Glenn Jackson

           Glenn Jackson (1902-1980)

Picture Glenn Jackson on his ranch (Cascade Ranches) in Lake Creek.

Recognized as one of Oregon’s most influential figures of the twentieth century, Glenn Jackson left his mark through public service and corporate leadership.  He was born in Albany, Oregon, on April 27, 1902, to W. L. Jackson, copublisher of the Albany Democrat Herald, and Minnie Jackson, a school teacher.  Although he was expelled from high school and admitted to Oregon Agricultural College (today’s Oregon State University) on a provisional basis, he graduated with a degree in commerce in 1925.

Jackson joined the California-Oregon Power Company (COPCO) as an electricity salesman in Medford and quickly moved up the corporate ranks.  His career was interruped by World War ll.  Rising to the rank of colonel, he served in Italy and France and was awarded the Bronze Star and the Legion of Merit.

After the war, Jackson returned to Medford and COPCO, where he became chairman of the board after COPCO merged with Pacific Power & Light in 1971.  He was also a director of Standard Insurance Company, the U.S.National Bank of Oregon, Fred Meyer, Inc., and the U. S. Chamber of Commerce.  He developed White City, an industrial and residential park, on the site of Camp White near Medford.

Jackson and his sister inherited a majority interest in the Albany Democrat Herald in 1949.  He later bought out minority owner Ralph Cronise and built the company to include the Ashland Daily Tidings and eight local weeklies in Oregon.  While Jackson focused on Pacific Power and his many civic endeavors, he left the day-to-day operation of the newspapers to their managing editors.  Capital Cities Communications acquired the company in 1980.

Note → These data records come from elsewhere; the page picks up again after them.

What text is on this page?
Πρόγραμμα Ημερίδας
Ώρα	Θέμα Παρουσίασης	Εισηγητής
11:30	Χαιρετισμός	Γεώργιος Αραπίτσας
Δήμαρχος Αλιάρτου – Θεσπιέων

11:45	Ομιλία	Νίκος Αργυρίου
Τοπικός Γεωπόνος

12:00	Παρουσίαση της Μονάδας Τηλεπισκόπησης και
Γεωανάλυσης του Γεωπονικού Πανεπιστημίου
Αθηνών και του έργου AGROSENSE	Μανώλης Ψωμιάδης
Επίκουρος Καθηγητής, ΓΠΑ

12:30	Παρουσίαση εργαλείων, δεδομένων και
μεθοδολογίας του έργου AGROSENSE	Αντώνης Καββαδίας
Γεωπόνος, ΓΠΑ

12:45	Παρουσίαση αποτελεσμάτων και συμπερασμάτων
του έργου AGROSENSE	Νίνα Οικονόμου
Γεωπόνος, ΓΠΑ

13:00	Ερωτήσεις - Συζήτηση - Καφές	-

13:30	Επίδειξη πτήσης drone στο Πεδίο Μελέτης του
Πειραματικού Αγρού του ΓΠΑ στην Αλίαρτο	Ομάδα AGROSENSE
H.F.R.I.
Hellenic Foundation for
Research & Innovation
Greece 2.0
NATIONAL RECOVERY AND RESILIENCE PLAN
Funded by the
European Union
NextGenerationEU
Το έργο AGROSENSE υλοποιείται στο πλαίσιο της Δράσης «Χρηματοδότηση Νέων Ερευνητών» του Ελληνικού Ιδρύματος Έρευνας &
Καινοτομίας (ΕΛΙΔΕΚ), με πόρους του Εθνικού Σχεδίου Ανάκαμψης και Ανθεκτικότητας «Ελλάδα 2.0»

A Republican, Jackson supported both Republicans and Democrats for state offices.  He was widely recognized as a power broker whose advice was regularly sought by aspiring and active politicians.  He played an important behind-the-scenes role in several administrations, especially that of Tom McCall.

Jackson is best known in Oregon for his twenty years as a member of the Oregon State Highway Commission and its successor, the Oregon Transportation Commission.  First appointed by Governor Mark Hatfield in 1959, he was named chair in 1962 and reappointed by Governors Tom McCall and Robert Straub.  In that role, Jackson directed the planning and construction of 700 miles of freeway and more than 800 bridges, including the Fremont, Astoria, and Marquam.

Despite his leadership of the massive highway program, Jackson anticipated that building enough roads and parking spaces would evenutally become impossible, and he became an advocate for mass transit.  His service on the Transportation Commission was recognized by naming the Highway 205 bridge over the Columbia River after him.

Jackson’ commitment to Oregon’s livability was expressed in the parks that were a byproduct of freeway construction. After the passage of Senate Bill 100, Oregon’s landmark land-use, he joined Governor McCall andothers to found 1000 Friends of Oregon, an organization dedicated to the protection of Oregon’s quality of life through land-use planning.  When he appointed Jackson to the Economic Developement Commission in 1979, Governor Vic Atiyeh said: “I wanted to send a signal out. I want to create an excitement for busniness already here in Oregon as well as those from outside that the environment and economy can be balanced, it doesn’t have to be one-sided.”  Jackson believed the state should measure the economic impact of environmental requlations and get the “coordination and cooperation” of state agencies to aid business and industry.

At Jackson’s death in 1980, and Oregonian editorial noted: “Jackson probably devoted more voluntary service to Oregon than any citizen before or since statehood, yet he would not accept even expense money for his work.  His personal stature, his reputation for avoiding self-dealing, and the lack of scandal in the departments he supervised enabled most Oregonians to feel their lives would be enhances by his actions.”

 While never interested in public office himself, Glenn Jackson played a key role in progressive policies Oregon adopted during the 1960s and 1970s.